I had fine tuned the compressive and damping load of concrete on top of my speakers acting on the two set of springs near 100 grams of fine tuning by ears with near 80 pounds of concrete ...( this was with my big speakers, with my actual very small speakers nothing had changed bu t i dont need springs now )
In my experience a sandwich of various materials is necessary under them and not only springs ...My speakers were relatively isolated by coupling/ decoupling using various materials not only damped....The two set of springs were powerful because compressed with different weight force they were able to decrease internal resonace in a way one set will not do ....

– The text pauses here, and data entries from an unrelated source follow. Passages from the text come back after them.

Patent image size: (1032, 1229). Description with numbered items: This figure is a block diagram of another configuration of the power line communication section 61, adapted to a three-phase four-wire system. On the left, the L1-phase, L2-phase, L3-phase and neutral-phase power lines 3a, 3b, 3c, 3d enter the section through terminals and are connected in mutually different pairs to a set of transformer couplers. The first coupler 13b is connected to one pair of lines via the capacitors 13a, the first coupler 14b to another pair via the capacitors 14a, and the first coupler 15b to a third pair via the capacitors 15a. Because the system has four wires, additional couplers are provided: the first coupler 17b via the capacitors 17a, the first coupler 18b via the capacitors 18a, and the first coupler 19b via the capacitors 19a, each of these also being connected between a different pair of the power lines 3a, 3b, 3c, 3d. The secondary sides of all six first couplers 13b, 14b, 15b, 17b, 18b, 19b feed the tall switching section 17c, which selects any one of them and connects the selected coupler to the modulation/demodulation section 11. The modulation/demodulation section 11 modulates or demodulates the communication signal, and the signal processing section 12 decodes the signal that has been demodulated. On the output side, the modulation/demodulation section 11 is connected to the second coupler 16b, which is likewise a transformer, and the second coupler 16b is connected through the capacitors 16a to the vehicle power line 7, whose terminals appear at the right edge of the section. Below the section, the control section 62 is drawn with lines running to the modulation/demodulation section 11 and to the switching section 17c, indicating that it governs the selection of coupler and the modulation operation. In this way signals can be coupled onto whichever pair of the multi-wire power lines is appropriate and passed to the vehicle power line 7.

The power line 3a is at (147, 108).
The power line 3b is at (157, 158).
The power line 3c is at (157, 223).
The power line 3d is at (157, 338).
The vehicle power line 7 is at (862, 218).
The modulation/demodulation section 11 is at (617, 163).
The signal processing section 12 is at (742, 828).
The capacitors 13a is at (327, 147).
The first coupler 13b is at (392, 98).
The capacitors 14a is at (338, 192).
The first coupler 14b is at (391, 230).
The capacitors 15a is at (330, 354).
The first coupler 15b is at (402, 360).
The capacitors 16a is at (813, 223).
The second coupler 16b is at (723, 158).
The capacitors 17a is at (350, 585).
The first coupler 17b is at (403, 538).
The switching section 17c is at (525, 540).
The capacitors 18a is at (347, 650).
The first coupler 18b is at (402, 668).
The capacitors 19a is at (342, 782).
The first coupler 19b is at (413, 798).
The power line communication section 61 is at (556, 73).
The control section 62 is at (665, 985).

@mahgister I can see from your description about mounting a Speaker Cabinet you take your investigations into tidying up a sonic quite seriously.
I have a substantial supply of Cork Pads, they regularly find a place as a additional tier in an assembly. My interest in Granite has a 30ish year history of using it in multiple configurations in a support structure.

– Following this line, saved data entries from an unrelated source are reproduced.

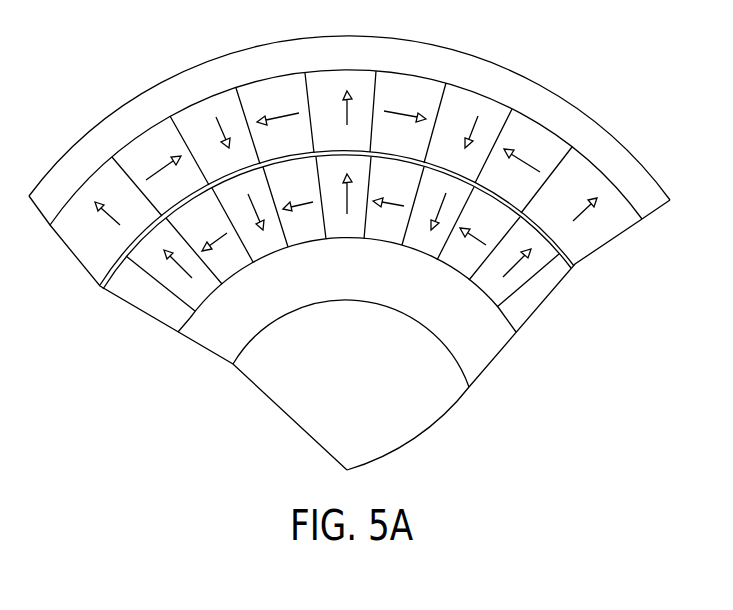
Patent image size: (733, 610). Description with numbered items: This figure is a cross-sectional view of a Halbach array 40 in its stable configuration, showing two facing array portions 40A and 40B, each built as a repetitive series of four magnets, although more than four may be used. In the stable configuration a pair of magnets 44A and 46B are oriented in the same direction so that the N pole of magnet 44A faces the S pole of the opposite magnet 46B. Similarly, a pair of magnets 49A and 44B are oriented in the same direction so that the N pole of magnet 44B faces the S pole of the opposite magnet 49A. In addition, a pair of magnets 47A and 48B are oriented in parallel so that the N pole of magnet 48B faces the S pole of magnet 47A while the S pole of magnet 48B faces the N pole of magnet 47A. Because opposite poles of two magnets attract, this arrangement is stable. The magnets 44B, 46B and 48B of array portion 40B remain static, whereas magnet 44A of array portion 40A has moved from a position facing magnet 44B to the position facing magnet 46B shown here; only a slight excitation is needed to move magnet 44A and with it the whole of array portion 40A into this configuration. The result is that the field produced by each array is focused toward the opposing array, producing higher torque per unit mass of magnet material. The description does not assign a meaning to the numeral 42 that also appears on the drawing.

The Halbach array 40 is at (126, 52).
The back iron ring 42 is at (540, 128).
The array portion 40A is at (167, 318).
The array portion 40B is at (72, 250).
The magnet 44A is at (352, 236).
The magnet 47A is at (391, 233).
The magnet 49A is at (429, 257).
The magnet 44B is at (492, 109).
The magnet 46B is at (355, 75).
The magnet 48B is at (409, 88).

On my Cabinet Speakers my the Top Weight is a Large Lead Metal Block rested onto four 1/6" Cork Pads. The Lead Blocks then has approx’ 20lb of Steel Dumb Bell Weights sat upon it. Moving this weight around to different resting positions on the Top of the Speaker does have an impact where sonic or box coloration are able to be impacted for the better/worse.
I am a ESL Speaker user as well, so the Cabinet / Driver issues are easily by passed if wanted.